Diviser est clairement une caractéristique de Macron : non seulement il antagonise mais il cultive cette opposition. Il ne cherche pas à rassembler le plus de gens possible, mais à mobiliser son camp et les indécis. Le leader qui lui ressemble sur ce plan, c’est Trump, qui avait et a encore la même méthode, malgré leurs différences par ailleurs. Comme Trump, il parle à ses partisans. Le fait s’est encore accentué à cette occasion, y compris dans la communication : c’est lui face à tout le reste. Le danger de cette posture a été noté même par Le Monde. Une telle attitude est évidemment contestable sur le fond (comme pour Trump) car on attend du chef de l’État un effet de rassemblement.
Il y a là de sa part évidemment un calcul politique, par certains côtés un coup de poker. Un bon calcul ? L’avenir le dira mais a priori il n’était pas idiot de son point de vue – envisagé comme acteur politique et non comme chef d’État. Notamment, cela lui donne un discours possible dans tous les cas. Si la Covid reprend, cela montrera qu’il fallait agir énergiquement, et il pourra stigmatiser les opposants. S’il recule, il pourra dire que cela a marché.

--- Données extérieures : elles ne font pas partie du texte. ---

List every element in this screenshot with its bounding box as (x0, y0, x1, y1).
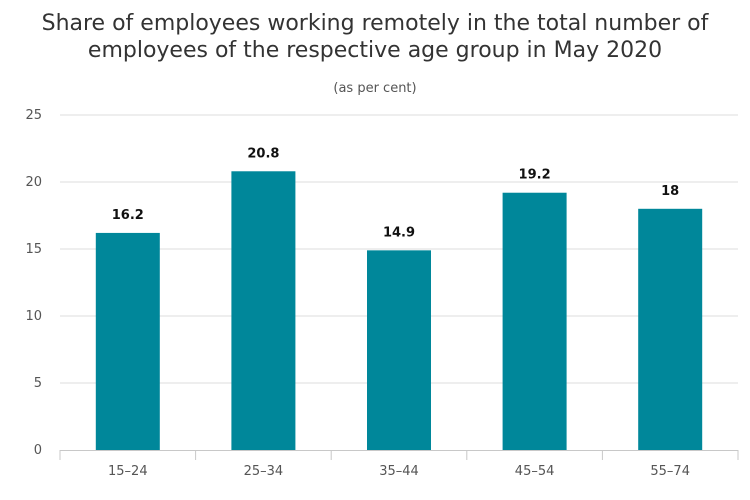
y-axis-ticks: 0 5 10 15 20 25 (25, 108, 42, 458)
data-label: 18 (661, 184, 679, 199)
y-tick-label: 15 (25, 242, 42, 257)
gridlines (60, 114, 738, 384)
bar (95, 232, 160, 450)
x-tick-label: 55–74 (650, 464, 690, 479)
chart-title-line-1: Share of employees working remotely in t… (42, 11, 710, 36)
data-label: 19.2 (519, 168, 551, 183)
bar (502, 192, 567, 450)
x-axis: 15–24 25–34 35–44 45–54 55–74 (59, 450, 739, 479)
y-tick-label: 10 (25, 309, 42, 324)
bar (367, 250, 431, 450)
x-tick-label: 15–24 (108, 464, 148, 479)
bar (231, 171, 296, 450)
bars (95, 171, 703, 450)
y-tick-label: 20 (25, 175, 42, 190)
chart-title-line-2: employees of the respective age group in… (88, 38, 662, 63)
data-label: 14.9 (383, 225, 415, 240)
x-tick-label: 45–54 (515, 464, 555, 479)
data-label: 16.2 (112, 208, 144, 223)
y-tick-label: 5 (34, 376, 42, 391)
bar (638, 208, 703, 450)
y-tick-label: 0 (34, 443, 42, 458)
x-tick-label: 25–34 (244, 464, 284, 479)
chart-subtitle: (as per cent) (333, 81, 416, 96)
data-label: 20.8 (247, 146, 279, 161)
data-labels: 16.2 20.8 14.9 19.2 18 (112, 146, 679, 240)
y-tick-label: 25 (25, 108, 42, 123)
x-tick-label: 35–44 (379, 464, 419, 479)
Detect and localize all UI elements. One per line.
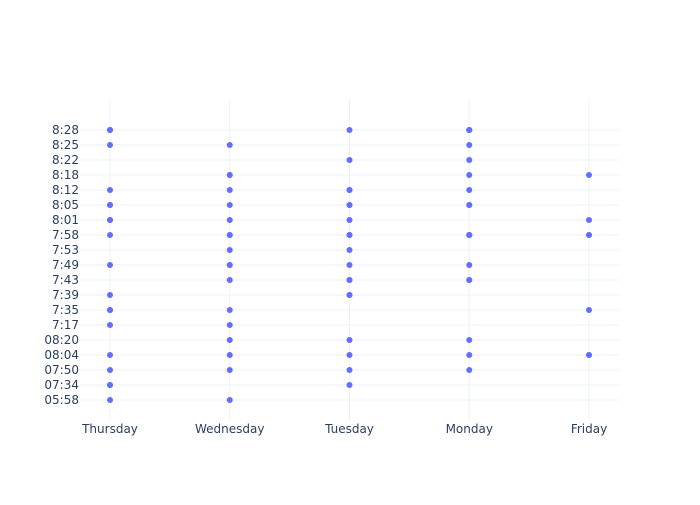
data-point — [226, 397, 233, 403]
y-tick-label: 8:05 — [52, 198, 79, 212]
data-point — [107, 232, 113, 238]
y-tick-label: 7:35 — [52, 303, 79, 317]
y-tick-label: 8:01 — [52, 213, 79, 227]
data-point — [346, 232, 353, 238]
y-tick-label: 8:18 — [52, 168, 79, 182]
data-point — [226, 217, 233, 223]
data-point — [586, 217, 592, 223]
data-point — [107, 292, 113, 298]
data-point — [226, 202, 233, 208]
data-point — [346, 382, 353, 388]
data-point — [346, 337, 353, 343]
data-point — [226, 142, 233, 148]
data-point — [466, 172, 473, 178]
y-tick-label: 08:04 — [44, 348, 79, 362]
y-tick-label: 08:20 — [44, 333, 79, 347]
data-point — [226, 277, 233, 283]
point-layer — [107, 127, 592, 403]
data-point — [226, 187, 233, 193]
data-point — [107, 322, 113, 328]
data-point — [107, 397, 113, 403]
data-point — [466, 367, 473, 373]
data-point — [226, 232, 233, 238]
data-point — [346, 187, 353, 193]
data-point — [466, 187, 473, 193]
x-tick-label: Monday — [446, 422, 493, 436]
data-point — [346, 352, 353, 358]
y-tick-label: 8:22 — [52, 153, 79, 167]
data-point — [226, 337, 233, 343]
data-point — [346, 127, 353, 133]
data-point — [346, 367, 353, 373]
data-point — [226, 172, 233, 178]
data-point — [226, 367, 233, 373]
data-point — [346, 292, 353, 298]
data-point — [466, 337, 473, 343]
data-point — [107, 382, 113, 388]
data-point — [346, 157, 353, 163]
data-point — [466, 352, 473, 358]
x-tick-label: Thursday — [81, 422, 138, 436]
data-point — [466, 142, 473, 148]
data-point — [466, 127, 473, 133]
data-point — [466, 262, 473, 268]
y-tick-label: 7:58 — [52, 228, 79, 242]
y-tick-label: 07:34 — [44, 378, 79, 392]
data-point — [107, 217, 113, 223]
y-tick-label: 7:17 — [52, 318, 79, 332]
y-tick-label: 7:43 — [52, 273, 79, 287]
y-tick-label: 05:58 — [44, 393, 79, 407]
data-point — [346, 262, 353, 268]
data-point — [107, 127, 113, 133]
x-tick-label: Wednesday — [195, 422, 264, 436]
data-point — [107, 262, 113, 268]
data-point — [466, 232, 473, 238]
data-point — [346, 217, 353, 223]
tick-layer: Thursday Wednesday Tuesday Monday Friday 05:5… — [44, 123, 607, 436]
y-tick-label: 7:49 — [52, 258, 79, 272]
data-point — [586, 307, 592, 313]
data-point — [466, 157, 473, 163]
y-tick-label: 8:25 — [52, 138, 79, 152]
y-tick-label: 8:28 — [52, 123, 79, 137]
y-tick-label: 8:12 — [52, 183, 79, 197]
data-point — [586, 172, 592, 178]
y-tick-label: 7:39 — [52, 288, 79, 302]
data-point — [226, 322, 233, 328]
x-tick-label: Tuesday — [324, 422, 374, 436]
data-point — [107, 142, 113, 148]
data-point — [107, 352, 113, 358]
data-point — [346, 247, 353, 253]
data-point — [226, 307, 233, 313]
data-point — [346, 277, 353, 283]
data-point — [346, 202, 353, 208]
data-point — [107, 367, 113, 373]
data-point — [226, 247, 233, 253]
data-point — [226, 352, 233, 358]
x-tick-label: Friday — [571, 422, 607, 436]
data-point — [466, 202, 473, 208]
data-point — [586, 352, 592, 358]
y-tick-label: 7:53 — [52, 243, 79, 257]
data-point — [107, 187, 113, 193]
data-point — [107, 307, 113, 313]
y-tick-label: 07:50 — [44, 363, 79, 377]
data-point — [466, 277, 473, 283]
data-point — [586, 232, 592, 238]
data-point — [226, 262, 233, 268]
data-point — [107, 202, 113, 208]
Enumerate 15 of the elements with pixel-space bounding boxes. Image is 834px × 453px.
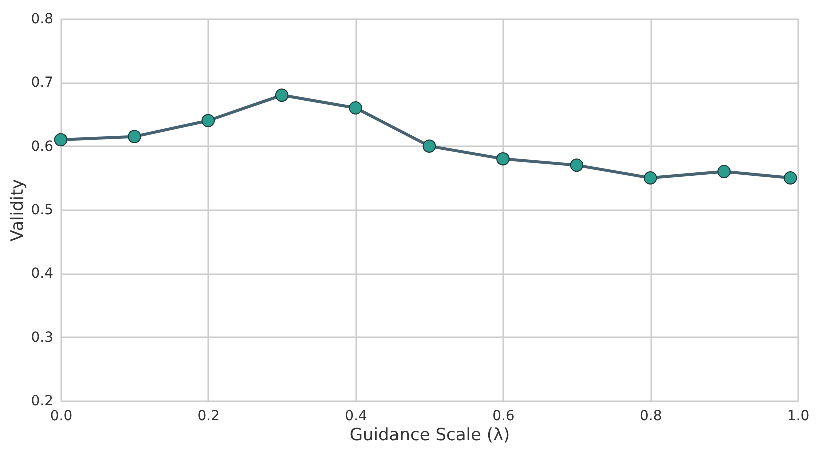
y-tick-label: 0.4 [31,266,54,282]
x-tick-label: 0.8 [640,408,662,424]
y-tick-label: 0.3 [31,330,54,346]
y-axis-title: Validity [8,179,28,242]
x-tick-label: 0.6 [492,408,515,424]
y-tick-label: 0.8 [31,12,54,28]
x-tick-label: 0.0 [50,408,73,424]
x-tick-label: 0.4 [345,408,368,424]
x-tick-label: 0.2 [198,408,220,424]
y-tick-label: 0.5 [31,202,54,218]
y-tick-label: 0.2 [31,394,54,410]
y-tick-label: 0.7 [31,75,54,92]
y-tick-label: 0.6 [31,138,54,155]
x-axis-title: Guidance Scale (λ) [350,426,510,446]
x-tick-label: 1.0 [787,408,810,424]
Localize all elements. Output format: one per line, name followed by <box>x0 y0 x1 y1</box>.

Politiquement, son risque est bien sûr que les manifestations d’opposants exacerbent les oppositions et que cela prenne de l’ampleur à la rentrée, notamment en s’adjoignant d’autres questions, ne serait-ce que toutes celles liées aux douleurs de la sortie de crise. Mais l’avantage d’une telle stratégie à la Trump est de fortement mobiliser un camp de partisans déterminés. Or il n’aura besoin que de 25 % en 2022 pour passer au second tour. En outre cela met bien plus haut la barre de la détermination (notamment par rapport aux candidats alternatifs de droite, et à Marine Le Pen). On comprend donc bien son calcul. Et d’ailleurs les voix politiques alternatives sont restées assez peu audibles.
Une opposition exacerbée
Plus complexe est la réaction de l’opposition populaire, avec des manifestations exceptionnelles pour un mois d’août, et des débats parfois délirants sur les réseaux sociaux. L’explication par la seule situation de la Covid est insuffisante. Certes on peut juger que l’exigence du passe sanitaire, surtout comme il est mis en place, est disproportionnée ; on peut avoir des doutes sur la stratégie vaccinale ou craindre ces vaccins pour soi-même. Plus généralement, depuis le début de la crise le régime a indéniablement raconté tout et le contraire de tout, minant les bases de la confiance. Mais à mon sens tout cela n’explique pas l’intensité de la réaction, d’autant qu’on ne l’observe pas ailleurs, en Italie par exemple. En outre, il n’y a pas de raison que de telles considérations touchent plutôt la droite la plus ferme, notamment les populistes ainsi que beaucoup de conservateurs. Il y a certes aussi une partie de la gauche dure, mais elle est bien moins présente.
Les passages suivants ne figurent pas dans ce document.